2 nights in Jamberoo.

Driving down the Hume highway from Sydney, the dashboard thermometer tells me the outside temperature is nudging 43C.
The sky is vast oven blue and has long since burned any clouds away. I pull into a rest area and step out into a fierce fernace wind.

By the time I had taken a pee (which I swear immediately turned to steam), my impulse was: screw this. So I peeled off the highway at the next available exit, plunged down the Illawarra escarpment, dodged the city of Wollongong and set my glide slope for somewhere quiet (and 13 degrees cooler) on the coast.

Jamberoo (meaning ‘track’ in the language of the original Wadi Wadi, and Yuiu peoples that lived in the area) is a small village about 130 km south of Sydney.

Set just inland from the coast amongst green rolling hills and curtained behind by the high dark escarpments of ancient Permian volcanics. The small township was built by cedar cutters during the early 19th century. Not long afterwards it was settled by dairy pioneers who developed some of Australia’s first co-opted butter factories.

The village includes a supermarket, popular Jamberoo pub, and a nice little public park/sports oval that has an area set aside for free camping. So that’s were I parked up for a couple of nights.

Usually I would drive through a little place like this and think, this is nice, and watch as the churches and pub and parks and houses quickly roll by, the experience instantly conglomerated into a fragment memory: Jambaroo, that cute little town we drove through on the way to where-ever.

But when you stop and actually take time to look around, places like this repay you for your dilly dally, opening up to show you their stories.

I checked out the historical memorabilia on show in the local pub. I watched a cricket match and some exciting evening touch football. I strolled amongst the well manicured houses back from the Main Street. I meditated by a sweet sounding stream. I noticed a cool free lending library in a small case next to the supermarket.
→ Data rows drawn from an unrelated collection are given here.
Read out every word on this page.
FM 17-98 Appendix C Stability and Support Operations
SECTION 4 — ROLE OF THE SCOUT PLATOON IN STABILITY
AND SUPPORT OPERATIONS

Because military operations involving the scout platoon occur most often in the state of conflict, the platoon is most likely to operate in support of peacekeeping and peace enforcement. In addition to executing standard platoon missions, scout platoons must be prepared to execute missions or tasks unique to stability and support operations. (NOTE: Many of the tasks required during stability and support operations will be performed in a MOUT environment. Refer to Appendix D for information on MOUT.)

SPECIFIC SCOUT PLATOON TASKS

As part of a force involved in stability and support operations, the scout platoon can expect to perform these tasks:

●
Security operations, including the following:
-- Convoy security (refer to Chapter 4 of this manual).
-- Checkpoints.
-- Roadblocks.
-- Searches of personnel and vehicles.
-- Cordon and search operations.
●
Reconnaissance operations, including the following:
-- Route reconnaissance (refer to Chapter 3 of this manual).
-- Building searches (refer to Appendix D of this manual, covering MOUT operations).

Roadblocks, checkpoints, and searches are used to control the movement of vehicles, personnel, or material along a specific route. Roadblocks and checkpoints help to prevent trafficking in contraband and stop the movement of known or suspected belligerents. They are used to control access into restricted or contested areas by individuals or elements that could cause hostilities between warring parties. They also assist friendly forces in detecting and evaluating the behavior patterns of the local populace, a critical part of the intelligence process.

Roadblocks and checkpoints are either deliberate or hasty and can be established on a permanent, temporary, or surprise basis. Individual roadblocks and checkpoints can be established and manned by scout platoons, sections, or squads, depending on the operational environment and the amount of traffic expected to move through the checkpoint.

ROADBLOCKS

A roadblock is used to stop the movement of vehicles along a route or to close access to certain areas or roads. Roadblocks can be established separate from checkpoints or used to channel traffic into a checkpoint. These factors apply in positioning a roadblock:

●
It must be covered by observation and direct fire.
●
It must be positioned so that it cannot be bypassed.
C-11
I sat in the cool shade of the park and read as a local unhurriedly hand-watered some of the well tendered flowerbeds.

One evening I met this 70 year old man from Bristol (where I was born!) who is travelling from Brisbane to Perth in a clapped out tiny campervan and who has already had a cornucopia of off piste adventures. He held an exuberant enthusiasm for life that was osmotic.

So instead of an offhand glimpse, by slowgoing I came away with a crisp, well buttered, toast of memories of a proud little township that takes care of itself.